« Toute la violence venait de l’extérieur »

L’ aumônier et le chef de la sécurité de Zaventem entendus hier au procès Sémira
vendredi 19 septembre 2003.
 

Si Sémira Adamu était escortée par des gendarmes lors de la tentative d’expulsion forcée qui lui fut fatale le 22 septembre 1998, c’est parce que le service de sécurité de la Sabena ne se jugeait plus en mesure d’effectuer certains rapatriements.

Mais à partir de début 98, a expliqué hier M. Vandenbergen, le chef du service de sécurité de la Sabena depuis 1997, il devenait impossible de mener une expulsion à bien. Le scénario de résistance des rapatriés était toujours le même. Nous avions de graves problèmes à ce niveau.

L’homme prévient alors, par écrit, le ministre de l’Intérieur Louis Tobback. J’ai demandé qu’il fasse appel aux services spéciaux de la gendarmerie. Parce que j’estime que ce n’est pas à des citoyens d’utiliser la violence à l’encontre d’autres citoyens. C’est un principe que j’ai strictement imposé, et ce, dès mon arrivée à la tête de ce service : la violence ne pouvait être utilisée par le personnel de la Sabena. Celui-ci n’a d’ailleurs jamais utilisé la technique du coussin.

La Sabena payait

D’avril à septembre 1998, seize personnes furent renvoyées dans leur pays par l’escadron spécial d’intervention de la gendarmerie, sur décision unilatérale du ministre Tobback. Devant le succès de ces opérations, un nouvel accord intervenait en septembre 98 pour le rapatriement de vingt autres demandeurs d’asile. Parmi lesquels Sémira.

A cette époque, il faut savoir qu’il y avait diverses pressions qui pesaient sur ces rapatriements, indique encore M. Vandenbergen. De la part du politique d’une part, mais aussi de la part de la Sabena elle-même, parce que c’était elle qui payait les gendarmes chargés des expulsions. Et il y avait en plus le Collectif contre les expulsions qui, depuis les mois de mars ou avril précédents, était actif à l’intérieur de l’aéroport.

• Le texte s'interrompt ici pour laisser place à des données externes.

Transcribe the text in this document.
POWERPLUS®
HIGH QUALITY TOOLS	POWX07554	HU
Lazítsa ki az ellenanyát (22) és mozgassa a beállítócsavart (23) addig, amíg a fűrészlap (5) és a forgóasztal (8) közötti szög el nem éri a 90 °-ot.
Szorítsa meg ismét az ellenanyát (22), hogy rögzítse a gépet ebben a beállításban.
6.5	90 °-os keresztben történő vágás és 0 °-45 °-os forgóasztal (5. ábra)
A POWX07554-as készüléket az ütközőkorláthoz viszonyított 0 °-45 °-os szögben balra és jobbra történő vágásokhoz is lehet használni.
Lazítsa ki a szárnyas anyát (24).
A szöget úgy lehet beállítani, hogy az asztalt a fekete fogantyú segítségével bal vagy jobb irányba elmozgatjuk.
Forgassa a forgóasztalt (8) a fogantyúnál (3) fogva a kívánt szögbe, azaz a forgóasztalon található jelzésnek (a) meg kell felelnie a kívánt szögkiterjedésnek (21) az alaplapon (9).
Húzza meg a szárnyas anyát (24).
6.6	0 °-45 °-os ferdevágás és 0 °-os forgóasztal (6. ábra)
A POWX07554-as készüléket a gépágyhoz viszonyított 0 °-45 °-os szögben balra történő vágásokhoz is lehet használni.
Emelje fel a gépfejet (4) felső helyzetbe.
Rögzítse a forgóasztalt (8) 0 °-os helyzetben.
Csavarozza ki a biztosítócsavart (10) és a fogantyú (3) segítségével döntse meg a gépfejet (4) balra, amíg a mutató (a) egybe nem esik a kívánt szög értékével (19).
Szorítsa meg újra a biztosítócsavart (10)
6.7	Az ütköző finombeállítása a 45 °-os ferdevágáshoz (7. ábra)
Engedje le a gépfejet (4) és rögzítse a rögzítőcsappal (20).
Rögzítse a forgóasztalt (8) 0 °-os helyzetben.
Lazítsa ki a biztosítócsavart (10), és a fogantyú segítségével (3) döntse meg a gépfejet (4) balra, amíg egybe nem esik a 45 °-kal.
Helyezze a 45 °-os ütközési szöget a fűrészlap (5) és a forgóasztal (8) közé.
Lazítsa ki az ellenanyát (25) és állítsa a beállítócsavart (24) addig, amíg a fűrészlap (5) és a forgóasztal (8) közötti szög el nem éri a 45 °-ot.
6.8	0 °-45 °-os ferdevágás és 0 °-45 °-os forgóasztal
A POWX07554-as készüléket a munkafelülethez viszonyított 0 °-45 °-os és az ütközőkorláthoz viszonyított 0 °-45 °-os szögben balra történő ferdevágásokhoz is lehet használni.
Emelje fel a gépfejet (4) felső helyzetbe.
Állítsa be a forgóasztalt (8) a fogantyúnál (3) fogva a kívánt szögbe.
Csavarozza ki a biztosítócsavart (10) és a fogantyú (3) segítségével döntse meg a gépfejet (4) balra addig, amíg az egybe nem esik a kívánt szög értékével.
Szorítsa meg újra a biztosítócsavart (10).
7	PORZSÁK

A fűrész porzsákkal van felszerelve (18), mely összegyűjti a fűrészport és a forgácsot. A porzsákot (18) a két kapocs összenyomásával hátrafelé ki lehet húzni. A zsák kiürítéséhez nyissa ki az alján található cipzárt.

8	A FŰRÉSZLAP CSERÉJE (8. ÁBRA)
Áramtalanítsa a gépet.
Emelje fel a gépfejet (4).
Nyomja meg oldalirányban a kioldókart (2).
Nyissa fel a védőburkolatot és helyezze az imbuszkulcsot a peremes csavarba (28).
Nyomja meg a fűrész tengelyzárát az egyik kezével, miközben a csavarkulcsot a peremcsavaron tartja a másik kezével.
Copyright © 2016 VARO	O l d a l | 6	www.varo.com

Selon le témoin, le Collectif interpellait non seulement les passagers avant qu’ils n’embarquent, mais aussi les pilotes. Le Collectif avait des sympathisants dans le syndicat des pilotes, a précisé le chef de la sécurité.

Du Collectif contre les expulsions, il en a beaucoup été question dans le témoignage de Herman Boon, l’aumônier de Zaventem. C’est ce Collectif, estime le témoin, qui aurait poussé Sémira à se rebeller lors de ses tentatives d’expulsion.

M. Boon a connu Sémira au Centre 127 bis. C’était une chouette et gentille fille, a-t-il relaté. Mais à un certain moment, elle s’est complètement fermée, n’a plus voulu entretenir de contacts ni avec le personnel du centre, ni avec moi. Par contre, elle avait encore des contacts avec des membres du Collectif.

Changement d’attitude

Herman Boon a, à plusieurs reprises, rencontré des membres du Collectif, notamment quand celui-ci manifestait devant les grilles du 127 bis. J’ai été choqué par leur injustice vis-à-vis du personnel du centre. Un personnel sérieux, gentil et pacifique.

Selon lui, Sémira prévenait le Collectif juste avant chacune de ses tentatives de rapatriements. Certains membres se rendaient alors directement à l’aéroport. Lors d’une des tentatives, j’ai assisté à leur action dans la salle des départs : ils encourageaient les autres passagers à protester contre l’expulsion. En conclusion, l’aumônier estime que toute la violence dans cette histoire est venue de l’extérieur, de toutes les actions, manifestations et autres.

Geert De Vulder, qui dirigeait à l’époque le centre 127 bis, confirme le brusque changement d’attitude de Sémira. Et rappelle la tension qui régnait à l’époque. Il y avait des manifestations devant le centre quasi tous les jours à ce moment.
Présent dans l’avion à titre d’observateur (il était alors stagiaire, aspirant à un poste de cadre), l’adjudant Cerpentiers a clairement pu voir la scène tragique. Le coussin était appuyé sur tout le visage, a-t-il déclaré. Plusieurs fois, je me suis penché pour voir si Sémira respirait encore. Les escorteurs, eux, n’ont, selon moi, rien entrepris pour voir si tout allait bien.